Scientists believe the never-before obtained raw data will help predict agricultural productivity, droughts and wildfires, floods and landslides, human health, national security and weather and climate.

Currently there aren’t enough ground sensors to map the variability in global soil moisture at a level that is accurate enough for scientists and decision makers to use. Worldwide, the amount of water in soil varies between some four percent in desert regions to about 45 percent in saturated soils.

“Today’s computer models disagree on how the water cycle — precipitation, clouds, evaporation, runoff, soil water, availability — will increase or decrease over time and in different regions as our world warms,” said Dara Entekhabi, SMAP Science Team Leader from the Massachusetts Institute of Technology, in a statement. “SMAP’s higher-resolution soil moisture data will improve the models used to make daily weather and longer-term climate predictions.”

Experts elaborated on the mission at a prelaunch news conference Tuesday at Vandenberg.

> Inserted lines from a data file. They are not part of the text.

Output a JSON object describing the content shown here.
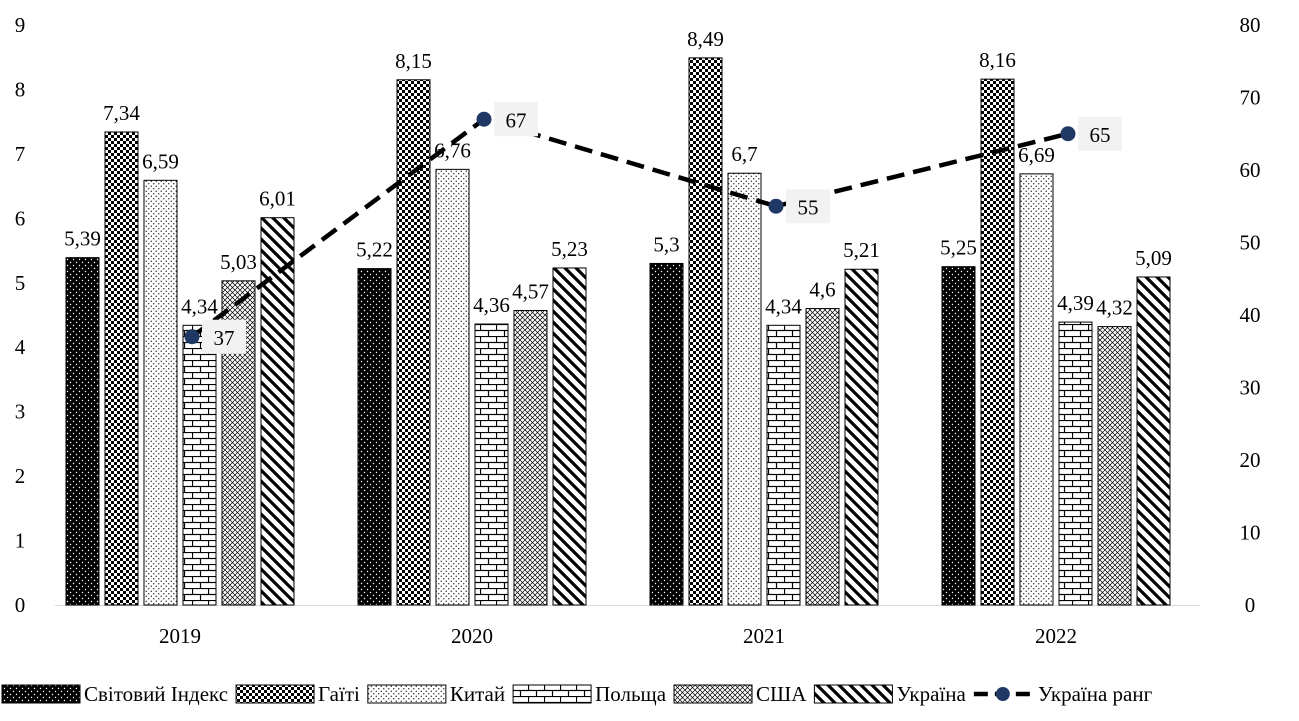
{
  "chart_data": {
    "type": "bar",
    "categories": [
      "2019",
      "2020",
      "2021",
      "2022"
    ],
    "series": [
      {
        "name": "Світовий Індекс",
        "values": [
          5.39,
          5.22,
          5.3,
          5.25
        ],
        "labels": [
          "5,39",
          "5,22",
          "5,3",
          "5,25"
        ],
        "pattern": "dots-dark"
      },
      {
        "name": "Гаїті",
        "values": [
          7.34,
          8.15,
          8.49,
          8.16
        ],
        "labels": [
          "7,34",
          "8,15",
          "8,49",
          "8,16"
        ],
        "pattern": "checker"
      },
      {
        "name": "Китай",
        "values": [
          6.59,
          6.76,
          6.7,
          6.69
        ],
        "labels": [
          "6,59",
          "6,76",
          "6,7",
          "6,69"
        ],
        "pattern": "dots-light"
      },
      {
        "name": "Польща",
        "values": [
          4.34,
          4.36,
          4.34,
          4.39
        ],
        "labels": [
          "4,34",
          "4,36",
          "4,34",
          "4,39"
        ],
        "pattern": "bricks"
      },
      {
        "name": "США",
        "values": [
          5.03,
          4.57,
          4.6,
          4.32
        ],
        "labels": [
          "5,03",
          "4,57",
          "4,6",
          "4,32"
        ],
        "pattern": "crosshatch"
      },
      {
        "name": "Україна",
        "values": [
          6.01,
          5.23,
          5.21,
          5.09
        ],
        "labels": [
          "6,01",
          "5,23",
          "5,21",
          "5,09"
        ],
        "pattern": "diagonal"
      }
    ],
    "line_series": {
      "name": "Україна ранг",
      "values": [
        37,
        67,
        55,
        65
      ],
      "labels": [
        "37",
        "67",
        "55",
        "65"
      ],
      "axis": "right",
      "color": "#1f3864"
    },
    "y_left": {
      "min": 0,
      "max": 9,
      "ticks": [
        "0",
        "1",
        "2",
        "3",
        "4",
        "5",
        "6",
        "7",
        "8",
        "9"
      ]
    },
    "y_right": {
      "min": 0,
      "max": 80,
      "ticks": [
        "0",
        "10",
        "20",
        "30",
        "40",
        "50",
        "60",
        "70",
        "80"
      ]
    },
    "grid": false,
    "legend_position": "bottom"
  }
}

SMAP is the key to uniting the ebb and flow of Earth’s water, energy and carbon cycles, Entekhabi said.

Energy from the sun’s rays evaporate the water locked in soil, which kicks off the water cycle and rainfall.

“The very definition of drought is based on what the soil moisture is. Right now we are basing that assessment on models,” he said. “(SMAP) impacts how we fundamentally understand how the environment works. It peers into the metabolism of the environment.”

Additionally, the start of the growing season is marked by the thawing of water in dirt. Mapping freeze and thaw soil states will help scientists account for how much carbon plants are expected to remove from the atmosphere each year. And knowing carbon levels could help experts better assess the future of global warming.

SMAP will spend its first year collecting data and undergoing calibration and validation to ensure data accuracy.

Although the mission is set for three years, Kellogg said the spacecraft could remain healthy for longer than a decade.